Importantly, for many genes, enrichment only occurs at the protein level and not at the RNA level, so protein expression information may provide insights into the underlying disease mechanisms that cannot be identified using RNA information alone. This demonstrates the importance of collecting protein expression information for the understanding of disease phenotype. Thus, the researchers systematically investigated the protein expression patterns of genetic diseases and found many cases where disease-associated proteins are present in tissues that manifest disease-related pathophysiology; many of these would not be evident from RNA analysis. 


For example, Bardet-Biedl syndrome (BBS) is a genetic disorder caused by mutations in at least 14 different genes and affects many parts of the body.
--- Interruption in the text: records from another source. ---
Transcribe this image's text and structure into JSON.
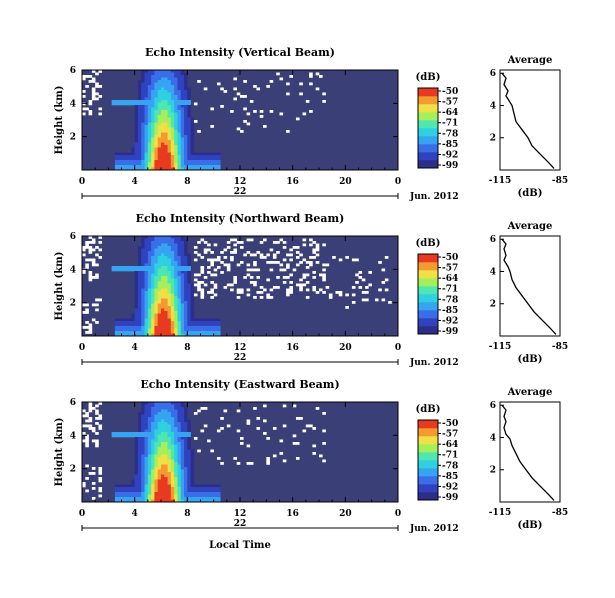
{
  "colors": {
    "background": "#3b3f78",
    "missing": "#ffffff",
    "colormap": [
      "#2b2f8a",
      "#2f43c0",
      "#3a6ee8",
      "#36a4f0",
      "#2fd0e0",
      "#4fe6b0",
      "#a6ee5a",
      "#f0e048",
      "#f59a30",
      "#e83a20"
    ]
  },
  "shared": {
    "x_ticks": [
      "0",
      "4",
      "8",
      "12",
      "16",
      "20",
      "0"
    ],
    "date_tick": "22",
    "date_label": "Jun. 2012",
    "xlabel": "Local Time"
  },
  "chart_data": [
    {
      "type": "heatmap",
      "title": "Echo Intensity (Vertical Beam)",
      "ylabel": "Height (km)",
      "x_range_hours": [
        0,
        24
      ],
      "y_range_km": [
        0,
        6
      ],
      "y_ticks": [
        "2",
        "4",
        "6"
      ],
      "colorbar": {
        "label": "(dB)",
        "ticks": [
          "-50",
          "-57",
          "-64",
          "-71",
          "-78",
          "-85",
          "-92",
          "-99"
        ]
      },
      "profile": {
        "title": "Average",
        "xlabel": "(dB)",
        "x_ticks": [
          "-115",
          "-85"
        ],
        "y_ticks": [
          "2",
          "4",
          "6"
        ],
        "xlim": [
          -115,
          -85
        ],
        "ylim": [
          0,
          6.2
        ],
        "points": [
          [
            -88,
            0.1
          ],
          [
            -91,
            0.5
          ],
          [
            -95,
            1.0
          ],
          [
            -99,
            1.5
          ],
          [
            -101,
            2.0
          ],
          [
            -104,
            2.5
          ],
          [
            -107,
            3.0
          ],
          [
            -108,
            3.5
          ],
          [
            -109,
            4.0
          ],
          [
            -110,
            4.2
          ],
          [
            -112,
            4.6
          ],
          [
            -111,
            4.9
          ],
          [
            -113,
            5.3
          ],
          [
            -112,
            5.7
          ],
          [
            -114,
            6.0
          ]
        ]
      }
    },
    {
      "type": "heatmap",
      "title": "Echo Intensity (Northward Beam)",
      "ylabel": "Height (km)",
      "x_range_hours": [
        0,
        24
      ],
      "y_range_km": [
        0,
        6
      ],
      "y_ticks": [
        "2",
        "4",
        "6"
      ],
      "colorbar": {
        "label": "(dB)",
        "ticks": [
          "-50",
          "-57",
          "-64",
          "-71",
          "-78",
          "-85",
          "-92",
          "-99"
        ]
      },
      "profile": {
        "title": "Average",
        "xlabel": "(dB)",
        "x_ticks": [
          "-115",
          "-85"
        ],
        "y_ticks": [
          "2",
          "4",
          "6"
        ],
        "xlim": [
          -115,
          -85
        ],
        "ylim": [
          0,
          6.2
        ],
        "points": [
          [
            -87,
            0.1
          ],
          [
            -90,
            0.5
          ],
          [
            -94,
            1.0
          ],
          [
            -98,
            1.5
          ],
          [
            -101,
            2.0
          ],
          [
            -104,
            2.5
          ],
          [
            -107,
            3.0
          ],
          [
            -109,
            3.5
          ],
          [
            -110,
            4.0
          ],
          [
            -111,
            4.3
          ],
          [
            -113,
            4.7
          ],
          [
            -112,
            5.0
          ],
          [
            -113,
            5.4
          ],
          [
            -112,
            5.7
          ],
          [
            -114,
            6.0
          ]
        ]
      }
    },
    {
      "type": "heatmap",
      "title": "Echo Intensity (Eastward Beam)",
      "ylabel": "Height (km)",
      "x_range_hours": [
        0,
        24
      ],
      "y_range_km": [
        0,
        6
      ],
      "y_ticks": [
        "2",
        "4",
        "6"
      ],
      "colorbar": {
        "label": "(dB)",
        "ticks": [
          "-50",
          "-57",
          "-64",
          "-71",
          "-78",
          "-85",
          "-92",
          "-99"
        ]
      },
      "profile": {
        "title": "Average",
        "xlabel": "(dB)",
        "x_ticks": [
          "-115",
          "-85"
        ],
        "y_ticks": [
          "2",
          "4",
          "6"
        ],
        "xlim": [
          -115,
          -85
        ],
        "ylim": [
          0,
          6.2
        ],
        "points": [
          [
            -88,
            0.1
          ],
          [
            -91,
            0.5
          ],
          [
            -95,
            1.0
          ],
          [
            -99,
            1.5
          ],
          [
            -102,
            2.0
          ],
          [
            -105,
            2.5
          ],
          [
            -107,
            3.0
          ],
          [
            -109,
            3.5
          ],
          [
            -110,
            3.9
          ],
          [
            -112,
            4.2
          ],
          [
            -113,
            4.6
          ],
          [
            -112,
            5.0
          ],
          [
            -113,
            5.3
          ],
          [
            -112,
            5.7
          ],
          [
            -114,
            6.0
          ]
        ]
      }
    }
  ]
}
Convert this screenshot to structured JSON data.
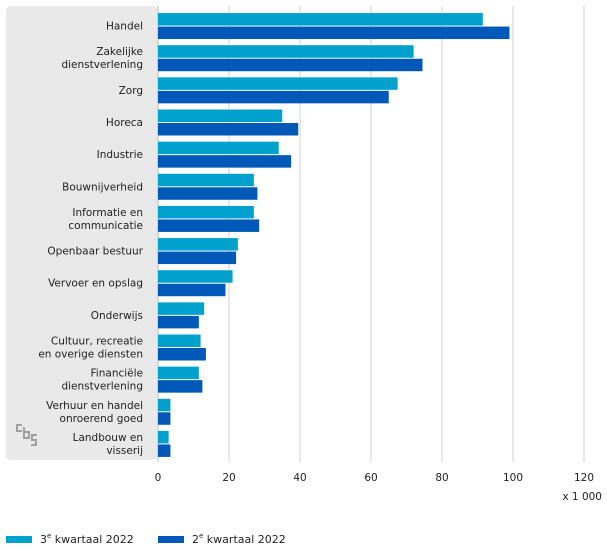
{
  "chart_data": {
    "type": "bar",
    "orientation": "horizontal",
    "title": "",
    "unit_label": "x 1 000",
    "xlim": [
      0,
      120
    ],
    "x_ticks": [
      0,
      20,
      40,
      60,
      80,
      100,
      120
    ],
    "grid": true,
    "categories": [
      [
        "Handel"
      ],
      [
        "Zakelijke",
        "dienstverlening"
      ],
      [
        "Zorg"
      ],
      [
        "Horeca"
      ],
      [
        "Industrie"
      ],
      [
        "Bouwnijverheid"
      ],
      [
        "Informatie en",
        "communicatie"
      ],
      [
        "Openbaar bestuur"
      ],
      [
        "Vervoer en opslag"
      ],
      [
        "Onderwijs"
      ],
      [
        "Cultuur, recreatie",
        "en overige diensten"
      ],
      [
        "Financiële",
        "dienstverlening"
      ],
      [
        "Verhuur en handel",
        "onroerend goed"
      ],
      [
        "Landbouw en",
        "visserij"
      ]
    ],
    "series": [
      {
        "name": "3e kwartaal 2022",
        "label_pre": "3",
        "label_sup": "e",
        "label_post": " kwartaal 2022",
        "color": "#00a1cd",
        "values": [
          91.5,
          72,
          67.5,
          35,
          34,
          27,
          27,
          22.5,
          21,
          13,
          12,
          11.5,
          3.5,
          3
        ]
      },
      {
        "name": "2e kwartaal 2022",
        "label_pre": "2",
        "label_sup": "e",
        "label_post": " kwartaal 2022",
        "color": "#0058b8",
        "values": [
          99,
          74.5,
          65,
          39.5,
          37.5,
          28,
          28.5,
          22,
          19,
          11.5,
          13.5,
          12.5,
          3.5,
          3.5
        ]
      }
    ]
  },
  "colors": {
    "panel": "#e9e9e9",
    "grid": "#d0d0d0",
    "text": "#1f1f1f"
  },
  "logo": {
    "icon": "cbs-logo-icon"
  }
}
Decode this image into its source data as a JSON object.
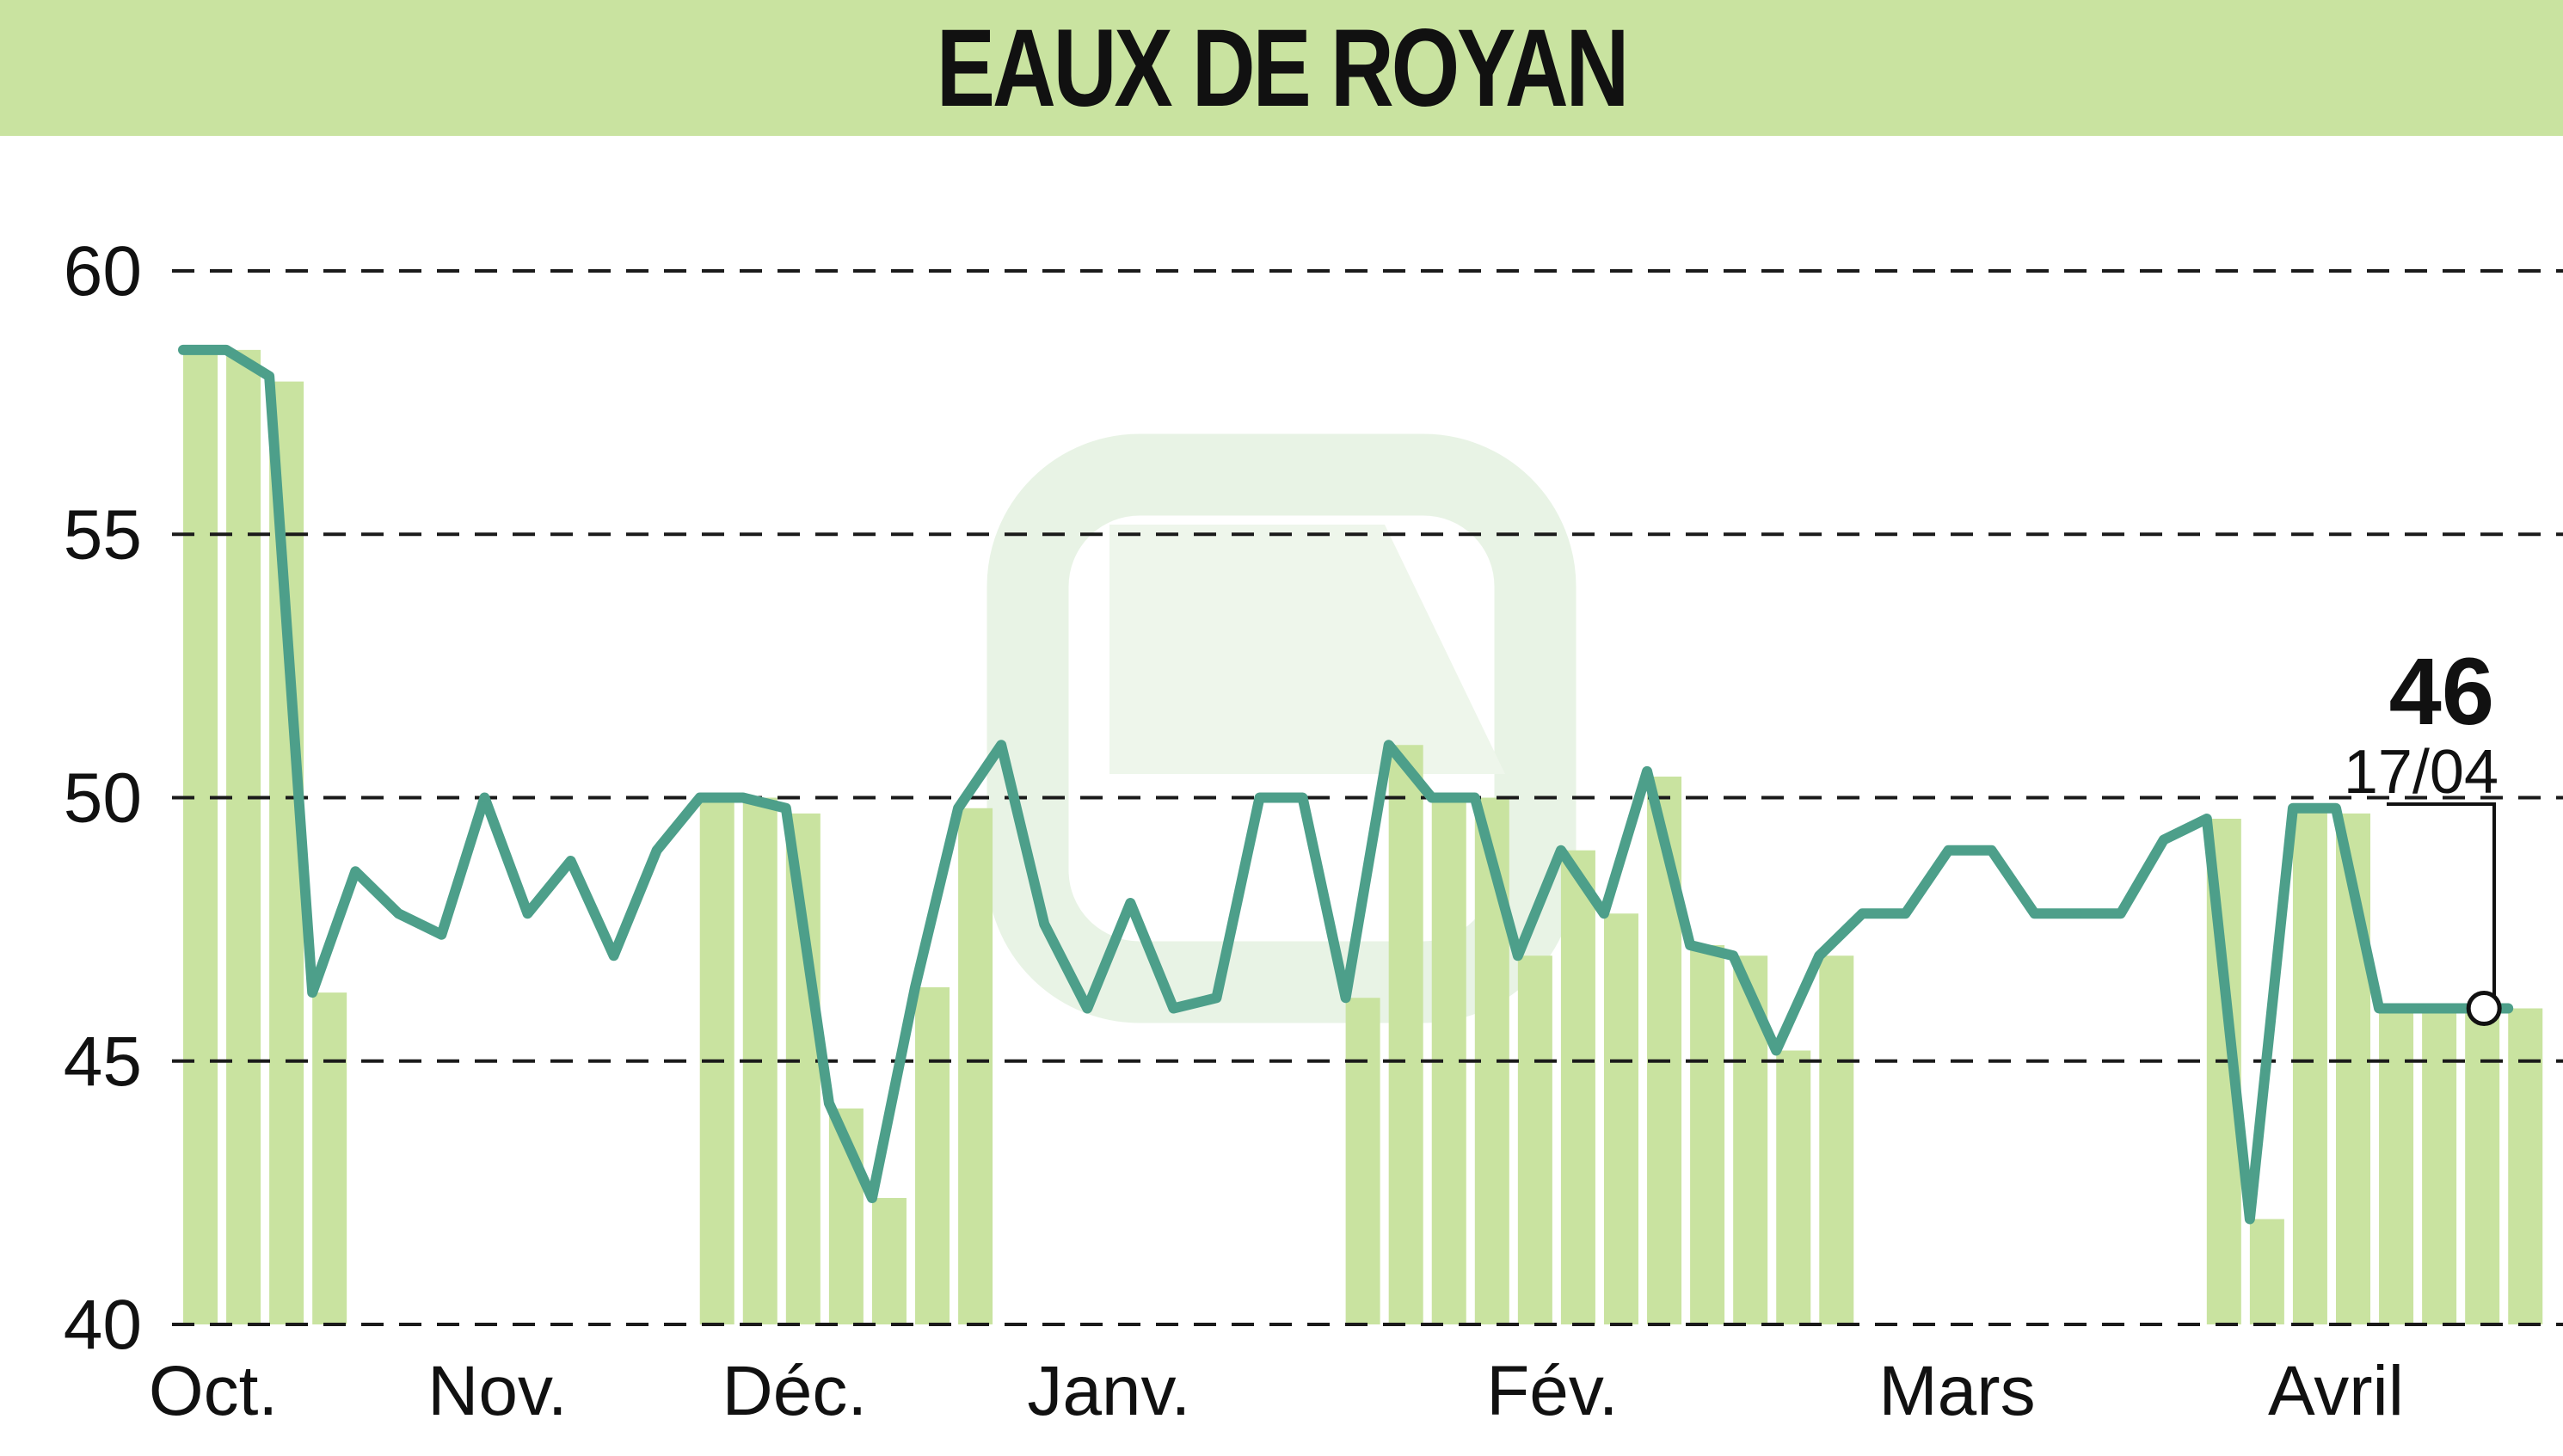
{
  "chart_data": {
    "type": "line",
    "title": "EAUX DE ROYAN",
    "ylim": [
      40,
      60
    ],
    "yticks": [
      "60",
      "55",
      "50",
      "45",
      "40"
    ],
    "xlim": [
      0,
      54
    ],
    "months": [
      {
        "label": "Oct.",
        "x": 0.7
      },
      {
        "label": "Nov.",
        "x": 7.3
      },
      {
        "label": "Déc.",
        "x": 14.2
      },
      {
        "label": "Janv.",
        "x": 21.5
      },
      {
        "label": "Fév.",
        "x": 31.8
      },
      {
        "label": "Mars",
        "x": 41.2
      },
      {
        "label": "Avril",
        "x": 50.0
      }
    ],
    "grid": "horizontal dashed",
    "line_color": "#4d9f8a",
    "bar_color": "#c9e3a0",
    "series": [
      {
        "values": [
          58.5,
          58.5,
          58.0,
          46.3,
          48.6,
          47.8,
          47.4,
          50.0,
          47.8,
          48.8,
          47.0,
          49.0,
          50.0,
          50.0,
          49.8,
          44.2,
          42.4,
          46.4,
          49.8,
          51.0,
          47.6,
          46.0,
          48.0,
          46.0,
          46.2,
          50.0,
          50.0,
          46.2,
          51.0,
          50.0,
          50.0,
          47.0,
          49.0,
          47.8,
          50.5,
          47.2,
          47.0,
          45.2,
          47.0,
          47.8,
          47.8,
          49.0,
          49.0,
          47.8,
          47.8,
          47.8,
          49.2,
          49.6,
          42.0,
          49.8,
          49.8,
          46.0,
          46.0,
          46.0,
          46.0
        ]
      }
    ],
    "volume_bars": [
      {
        "x": 0,
        "top": 58.5
      },
      {
        "x": 1,
        "top": 58.5
      },
      {
        "x": 2,
        "top": 57.9
      },
      {
        "x": 3,
        "top": 46.3
      },
      {
        "x": 12,
        "top": 50.0
      },
      {
        "x": 13,
        "top": 50.0
      },
      {
        "x": 14,
        "top": 49.7
      },
      {
        "x": 15,
        "top": 44.1
      },
      {
        "x": 16,
        "top": 42.4
      },
      {
        "x": 17,
        "top": 46.4
      },
      {
        "x": 18,
        "top": 49.8
      },
      {
        "x": 27,
        "top": 46.2
      },
      {
        "x": 28,
        "top": 51.0
      },
      {
        "x": 29,
        "top": 50.0
      },
      {
        "x": 30,
        "top": 50.0
      },
      {
        "x": 31,
        "top": 47.0
      },
      {
        "x": 32,
        "top": 49.0
      },
      {
        "x": 33,
        "top": 47.8
      },
      {
        "x": 34,
        "top": 50.4
      },
      {
        "x": 35,
        "top": 47.2
      },
      {
        "x": 36,
        "top": 47.0
      },
      {
        "x": 37,
        "top": 45.2
      },
      {
        "x": 38,
        "top": 47.0
      },
      {
        "x": 47,
        "top": 49.6
      },
      {
        "x": 48,
        "top": 42.0
      },
      {
        "x": 49,
        "top": 49.8
      },
      {
        "x": 50,
        "top": 49.7
      },
      {
        "x": 51,
        "top": 46.0
      },
      {
        "x": 52,
        "top": 46.0
      },
      {
        "x": 53,
        "top": 46.0
      },
      {
        "x": 54,
        "top": 46.0
      }
    ],
    "last_point": {
      "value": "46",
      "date": "17/04",
      "x": 53,
      "y": 46.0
    }
  }
}
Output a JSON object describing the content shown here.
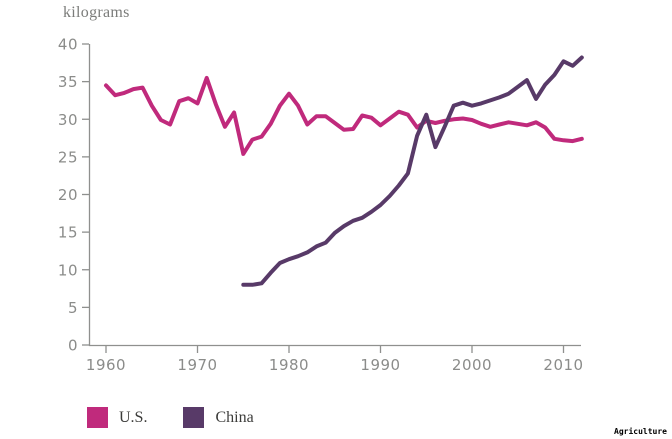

BBS-affiliated vision loss, polydactyly, obesity, and other abnormalities can be explained by specific gene mutations but many are still largely unknown; tissue-specific protein expression information might explain some of the clinical symptoms. The researchers detected proteins from 11/14 BBS genes, among which seven are enriched in the pituitary and five are in the brain, muscle, heart, or liver. Abnormality of proteins in the pituitary can broadly affect developmental processes and perhaps cause obesity, diabetes, or hypogonadism observed in BBS patients. The abnormalities in proteins in the brain, muscle, heart, and liver might also contribute to defects such as intellectual disability, delayed motor skills, and conditions that involve the heart, liver, and digestive systems. 


Leigh syndrome is another genetic disease that is associated with mutations in as many as 75 genes. Most of the affected proteins are involved in energy production in the mitochondria. Of the 67/75 proteins observed, 52 showed-up in metabolically active tissues, such as the heart, muscle, brain, and stomach. Some of these proteins were present in all affected tissues and some were only in one or several tissues; their different distributions might cause different tissue-related clinical symptoms. For example, the characteristic progressive loss of mental and movement abilities of Leigh syndrome is most likely related to protein abnormalities in the brain and muscle. Some individuals develop hypertrophic cardiomyopathy which could be caused by mutations in proteins present in the heart. The first signs of Leigh syndrome are vomiting, diarrhea, and difficulty swallowing -- which could be explained by the abnormality of proteins found in the stomach.


Finally, the team identified 1,329 potential drug-targeted proteins, about half of which are FDA approved drug targets. These drug-targeted proteins span 742 different tissues, and 368 are present in more than one tissue. For drug-targeted proteins present outside of the target organ, the drug may have unintended side effects in the off-target tissue. For example, valproic acid is an anticonvulsant drug that works through the inhibition of a protein in the brain. Snyder’s team showed that this drug-targeted protein is also enriched in the liver and pancreas, suggesting the underlying cause of reported liver and pancreas toxicity side effects. 


“This study provides a valuable resource for us to understand human biology and diseases from proteins which are closer to phenotype. We envision some tissue specific proteins can be used as better biomarkers for diagnosis as well.” said Dr. Michael Snyder.